The Republican rising star and nation's only Latina governor made the remarks Wednesday during a conference call with reporters on GOP efforts to recruit more women and minority candidates.
Her comments come after the president of a prominent Latino advocacy group called Obama the "deporter in chief."
Janet Murguia, head of the National Council of La Raza, made that remark Tuesday during a speech denouncing the administration's deportation of nearly 2 million immigrants.
Martinez also said her own party needs to watch its tone and rhetoric when talking to minority voters.
NM Police Chief Kassetas: Curriculum To Be Released - The Associated Press
State Police Chief Pete Kassetas says the Department of Public Safety soon will release new state police training material critics say gives officers more leeway to use deadly force.
Kassetas told The Associated Press on Wednesday drafts of the material will be released next week. But he said a small portion will be redacted since it deals with sensitive tactical training and could put officers in danger if it is made public.

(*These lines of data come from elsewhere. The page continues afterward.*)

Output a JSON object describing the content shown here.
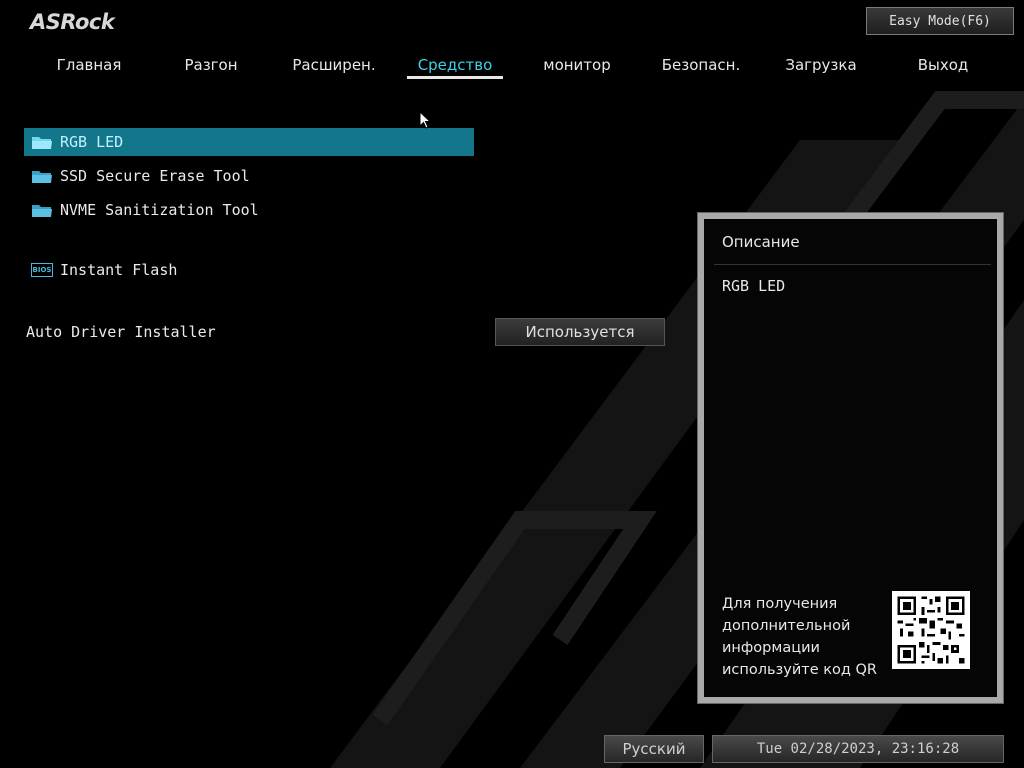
{
  "brand": {
    "logo_text": "ASRock"
  },
  "header": {
    "easy_mode_label": "Easy Mode(F6)"
  },
  "nav": {
    "active_index": 3,
    "tabs": [
      {
        "label": "Главная"
      },
      {
        "label": "Разгон"
      },
      {
        "label": "Расширен."
      },
      {
        "label": "Средство"
      },
      {
        "label": "монитор"
      },
      {
        "label": "Безопасн."
      },
      {
        "label": "Загрузка"
      },
      {
        "label": "Выход"
      }
    ]
  },
  "menu": {
    "items": [
      {
        "label": "RGB LED",
        "icon": "folder-icon",
        "selected": true
      },
      {
        "label": "SSD Secure Erase Tool",
        "icon": "folder-icon",
        "selected": false
      },
      {
        "label": "NVME Sanitization Tool",
        "icon": "folder-icon",
        "selected": false
      },
      {
        "label": "Instant Flash",
        "icon": "bios-icon",
        "icon_text": "BIOS",
        "selected": false
      }
    ]
  },
  "settings": {
    "auto_driver": {
      "label": "Auto Driver Installer",
      "value": "Используется"
    }
  },
  "description": {
    "title": "Описание",
    "text": "RGB LED",
    "qr_lines": [
      "Для получения",
      "дополнительной",
      "информации",
      "используйте код QR"
    ]
  },
  "footer": {
    "language": "Русский",
    "datetime": "Tue 02/28/2023, 23:16:28"
  },
  "colors": {
    "accent": "#3fd0e8",
    "selection": "#13768a",
    "panel_border": "#a9a9a9"
  }
}
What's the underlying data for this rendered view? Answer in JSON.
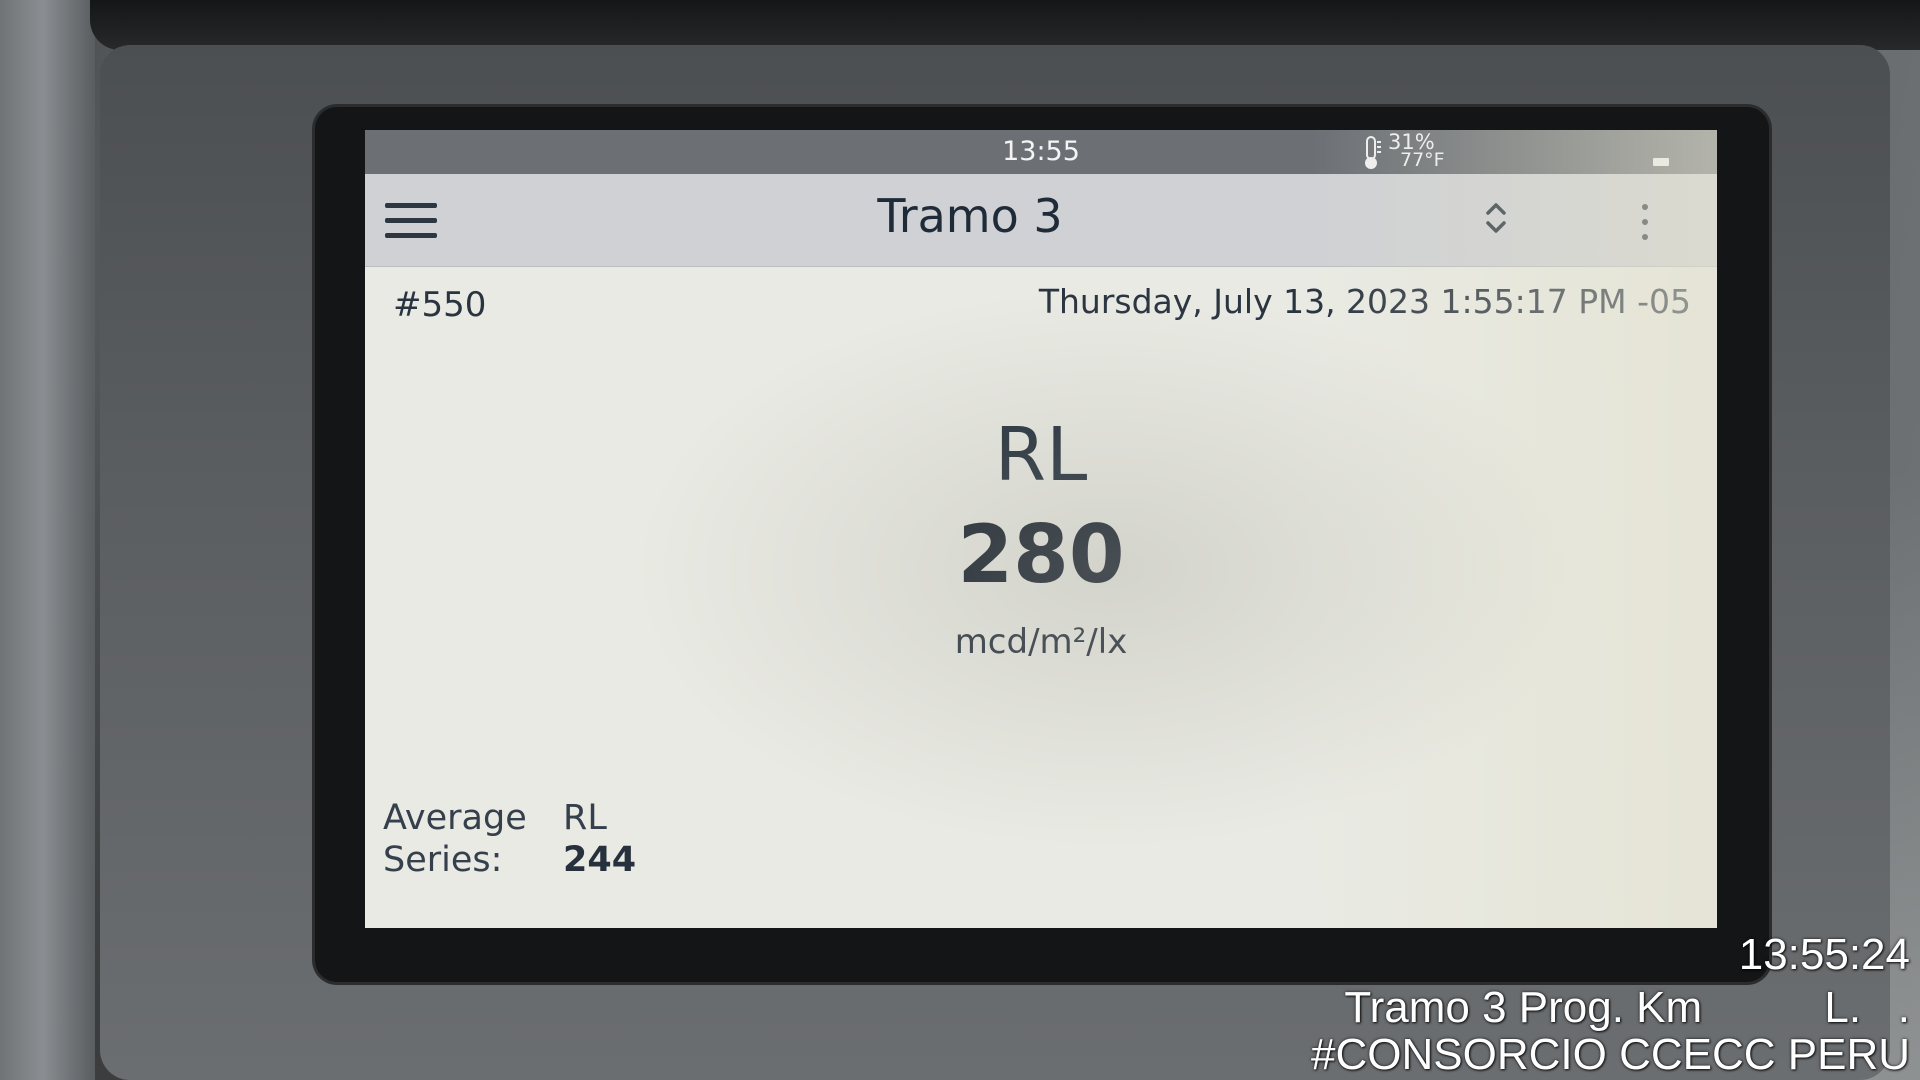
{
  "status_bar": {
    "time": "13:55",
    "humidity": "31%",
    "temperature": "77°F",
    "thermometer_icon": "thermometer-icon",
    "battery_icon": "battery-icon"
  },
  "app_bar": {
    "menu_icon": "hamburger-menu-icon",
    "title": "Tramo 3",
    "sort_icon": "sort-up-down-icon",
    "overflow_icon": "more-vertical-icon"
  },
  "record": {
    "number": "#550",
    "datetime": "Thursday, July 13, 2023 1:55:17 PM -05"
  },
  "measurement": {
    "label": "RL",
    "value": "280",
    "unit": "mcd/m²/lx"
  },
  "average": {
    "line1": "Average",
    "line2": "Series:",
    "column_header": "RL",
    "value": "244"
  },
  "photo_stamp": {
    "time": "13:55:24",
    "location": "Tramo 3 Prog. Km          L.   .",
    "company": "#CONSORCIO CCECC PERU"
  },
  "colors": {
    "status_bar": "#6c7075",
    "app_bar": "#cfd1d4",
    "screen": "#e9eae3",
    "text_dark": "#1f2b38"
  }
}
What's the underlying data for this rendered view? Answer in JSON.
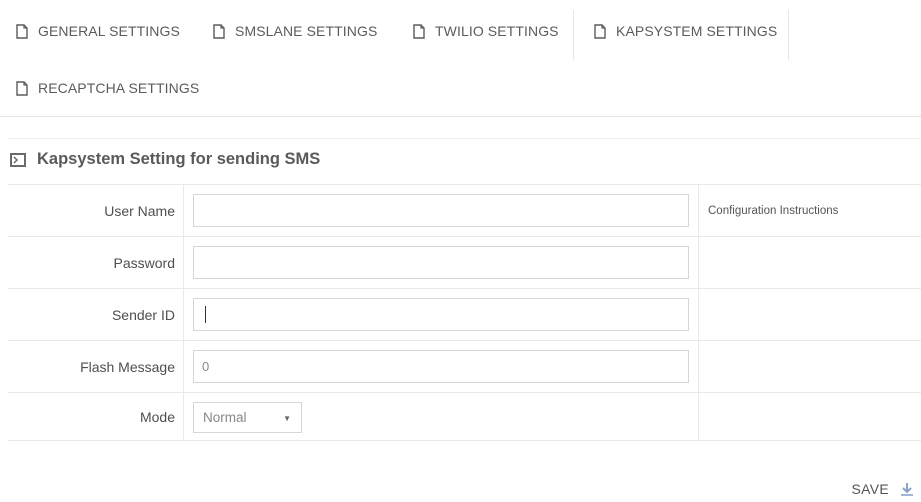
{
  "tabs": [
    {
      "label": "GENERAL SETTINGS"
    },
    {
      "label": "SMSLANE SETTINGS"
    },
    {
      "label": "TWILIO SETTINGS"
    },
    {
      "label": "KAPSYSTEM SETTINGS",
      "active": true
    },
    {
      "label": "RECAPTCHA SETTINGS"
    }
  ],
  "panel": {
    "title": "Kapsystem Setting for sending SMS",
    "icon": "terminal-icon"
  },
  "form": {
    "user_name": {
      "label": "User Name",
      "value": ""
    },
    "password": {
      "label": "Password",
      "value": ""
    },
    "sender_id": {
      "label": "Sender ID",
      "value": ""
    },
    "flash_message": {
      "label": "Flash Message",
      "value": "0"
    },
    "mode": {
      "label": "Mode",
      "value": "Normal"
    },
    "help_link": "Configuration Instructions"
  },
  "actions": {
    "save_label": "SAVE",
    "save_icon": "download-icon"
  },
  "colors": {
    "text": "#555555",
    "border": "#e9e9e9",
    "input_border": "#d6d6d6"
  }
}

The draft of the new curriculum still needs approval from the Law Enforcement Academy Board.
American Civil Liberties Union of New Mexico announced Tuesday it had filed an open records request to examine proposed changes to the New Mexico Law Enforcement Academy curriculum. Academy director Jack Jones told the Santa Fe New Mexican last month that he'd rather burn the training materials than release them.
TV Series 'Manhattan' To Begin Production In NM - The Associated Press
A new television series set against the backdrop of the U.S. government's effort to develop the world's first atomic bomb will begin production in New Mexico later this month.
Gov. Susana Martinez announced the filming of the drama "Manhattan" at a news conference Wednesday. She says she's excited that the series will highlight New Mexico's history and its picturesque landscapes.
Martinez says the choice of the producers to work in New Mexico demonstrates that the state remains competitive in attracting movies and TV projects.
"Manhattan" will follow a group of scientists and their families as they attempt to navigate a world of secrets and lies. It's set to premiere on WGN America in July.
The drama is expected to employ about 200 local crew members and thousands of resident actors and background talent over the course of 13 episodes.
National Parks Visitors Spent $81M In New Mexico - The Associated Press
A new federal report says tourism at national parks in New Mexico generated about $81 million in visitor spending that benefited the state's economy.
The National Park Service's regional office in Denver said there were about 1.5 million visitors in 2012 to the 13 national parks in New Mexico, which range from Carlsbad Caverns National Park and Chaco Culture National Historic Park to White Sands National Monument.
The report said spending by visitors supported about 1,100 jobs in the state, including at restaurants, convenience stores and motels.
Economists for the U.S. Geological Survey prepared the report for the Park Service.
Park Service officials said there were 283 million visitors to national parks across the country and they spent nearly $15 million in communities within 60 miles of a park.